The Senate report comes less than a year after Goldman Sachs paid $550 million to resolve SEC claims that it failed to disclose that hedge fund Paulson & Co. was betting against, and influenced the selection of, CDOs the company was packaging and selling.

Goldman Sachs, in its settlement with the SEC, acknowledged that marketing materials for the 2007 CDO deal contained "incomplete information."

The Senate subcommittee's bipartisan report, buttressed by 2,800 footnotes and thousands of internal documents from Goldman Sachs and other firms, may have more impact than previous investigations into the crisis.

It's an open question whether the Justice Department and the SEC will review its findings. Levin does not have the power to refer the allegations to federal authorities on his own. The subcommittee has a formal process for making referrals, which requires Levin to get the support of Coburn before making an official referral. Levin is going to recommend that the subcommittee make referrals, though he has not done it yet, staff members said.

The Levin report will be examined by policy makers including the SEC and Commodity Futures Trading Commission, which are writing hundreds of Dodd-Frank rules governing derivatives, mortgage securities and proprietary trading.
Coburn, the senior Republican on the subcommittee, said the review carries more heft than the three separate reports issued earlier this year by a politically divided Financial Crisis Inquiry Commission.

"We don't need commissions to do our job and this proves it," Coburn said. The FCIC "spent $8 million and 15 months" on its inquiry and "didn't report anything of significance."

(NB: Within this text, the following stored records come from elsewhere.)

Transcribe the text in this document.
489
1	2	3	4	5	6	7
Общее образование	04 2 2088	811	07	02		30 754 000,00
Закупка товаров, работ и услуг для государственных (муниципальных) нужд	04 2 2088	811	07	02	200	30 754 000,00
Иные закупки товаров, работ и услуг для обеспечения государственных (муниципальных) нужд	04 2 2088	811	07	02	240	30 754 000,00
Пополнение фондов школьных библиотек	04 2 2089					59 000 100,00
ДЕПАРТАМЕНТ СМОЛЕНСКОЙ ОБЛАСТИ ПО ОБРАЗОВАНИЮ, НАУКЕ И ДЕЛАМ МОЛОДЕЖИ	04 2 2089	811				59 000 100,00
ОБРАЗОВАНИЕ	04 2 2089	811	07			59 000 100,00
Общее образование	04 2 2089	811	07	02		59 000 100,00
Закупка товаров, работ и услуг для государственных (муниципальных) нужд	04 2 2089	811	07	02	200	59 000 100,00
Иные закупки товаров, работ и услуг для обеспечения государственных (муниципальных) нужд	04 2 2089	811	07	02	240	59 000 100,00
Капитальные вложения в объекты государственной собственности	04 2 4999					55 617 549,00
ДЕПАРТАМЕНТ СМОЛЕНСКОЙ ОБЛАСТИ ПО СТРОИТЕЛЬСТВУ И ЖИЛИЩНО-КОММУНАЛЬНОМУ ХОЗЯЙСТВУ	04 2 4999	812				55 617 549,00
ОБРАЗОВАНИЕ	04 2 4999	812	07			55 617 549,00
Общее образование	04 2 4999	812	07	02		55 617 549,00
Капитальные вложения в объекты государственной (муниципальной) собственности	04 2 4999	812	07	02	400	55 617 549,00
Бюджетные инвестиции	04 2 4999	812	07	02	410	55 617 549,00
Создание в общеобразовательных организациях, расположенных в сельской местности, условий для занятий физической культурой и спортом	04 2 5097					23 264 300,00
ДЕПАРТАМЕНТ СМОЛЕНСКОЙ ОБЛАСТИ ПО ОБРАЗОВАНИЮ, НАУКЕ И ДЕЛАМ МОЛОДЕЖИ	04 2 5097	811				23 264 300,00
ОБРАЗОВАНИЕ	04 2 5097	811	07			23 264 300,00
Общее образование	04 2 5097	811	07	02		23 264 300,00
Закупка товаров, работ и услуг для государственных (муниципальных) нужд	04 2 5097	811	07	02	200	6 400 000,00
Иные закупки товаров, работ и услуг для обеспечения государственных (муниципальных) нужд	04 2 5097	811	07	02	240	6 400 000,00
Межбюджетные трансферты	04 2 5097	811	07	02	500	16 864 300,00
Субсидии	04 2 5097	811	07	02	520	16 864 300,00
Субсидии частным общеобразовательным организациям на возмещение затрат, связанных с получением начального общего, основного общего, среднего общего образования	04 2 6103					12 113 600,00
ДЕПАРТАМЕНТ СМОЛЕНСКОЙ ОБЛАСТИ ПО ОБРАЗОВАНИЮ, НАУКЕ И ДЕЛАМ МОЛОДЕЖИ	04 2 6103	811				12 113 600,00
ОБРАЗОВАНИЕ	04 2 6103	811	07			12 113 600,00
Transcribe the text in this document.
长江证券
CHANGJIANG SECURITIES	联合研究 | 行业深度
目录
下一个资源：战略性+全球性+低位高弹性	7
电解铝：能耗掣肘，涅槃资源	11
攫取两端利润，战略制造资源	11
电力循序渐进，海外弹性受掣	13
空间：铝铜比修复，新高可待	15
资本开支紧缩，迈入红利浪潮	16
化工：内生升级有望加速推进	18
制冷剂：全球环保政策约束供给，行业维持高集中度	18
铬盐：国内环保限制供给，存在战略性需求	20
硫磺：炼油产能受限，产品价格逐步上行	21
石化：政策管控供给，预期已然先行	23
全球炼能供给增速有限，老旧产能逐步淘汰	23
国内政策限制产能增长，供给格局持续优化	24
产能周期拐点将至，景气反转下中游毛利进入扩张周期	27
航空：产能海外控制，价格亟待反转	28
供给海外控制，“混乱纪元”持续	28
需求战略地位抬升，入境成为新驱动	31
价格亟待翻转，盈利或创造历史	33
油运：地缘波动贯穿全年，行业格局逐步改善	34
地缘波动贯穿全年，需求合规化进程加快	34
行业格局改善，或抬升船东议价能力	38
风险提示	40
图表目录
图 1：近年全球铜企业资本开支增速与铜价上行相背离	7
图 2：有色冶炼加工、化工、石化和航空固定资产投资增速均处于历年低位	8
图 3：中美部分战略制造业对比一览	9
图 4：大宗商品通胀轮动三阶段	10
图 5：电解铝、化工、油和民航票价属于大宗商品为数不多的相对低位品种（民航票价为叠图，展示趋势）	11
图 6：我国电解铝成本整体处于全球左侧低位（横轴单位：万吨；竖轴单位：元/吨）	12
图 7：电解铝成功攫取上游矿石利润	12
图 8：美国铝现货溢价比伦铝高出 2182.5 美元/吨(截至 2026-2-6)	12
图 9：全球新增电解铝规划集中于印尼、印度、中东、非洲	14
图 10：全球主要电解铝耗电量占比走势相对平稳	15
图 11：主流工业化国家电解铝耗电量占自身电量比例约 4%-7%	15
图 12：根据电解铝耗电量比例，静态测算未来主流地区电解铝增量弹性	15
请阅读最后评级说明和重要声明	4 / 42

The panel said Goldman Sachs relied on "abusive" sales practices and was rife with conflicts of interest that encouraged putting profits ahead of clients.

"While we disagree with many of the conclusions of the report, we take seriously the issues explored by the subcommittee," van Praag said.

Van Praag pointed to the firm's recent examination of its business practices that prompted it to make "significant changes that will strengthen relationships with clients, improve transparency and disclosure and enhance standards for the review, approval and suitability of complex instruments."

In the case of one CDO, Hudson Mezzanine Funding 2006-1, Goldman Sachs told investors its interests were "aligned" with theirs while the firm held 100% of the short side, according to the report.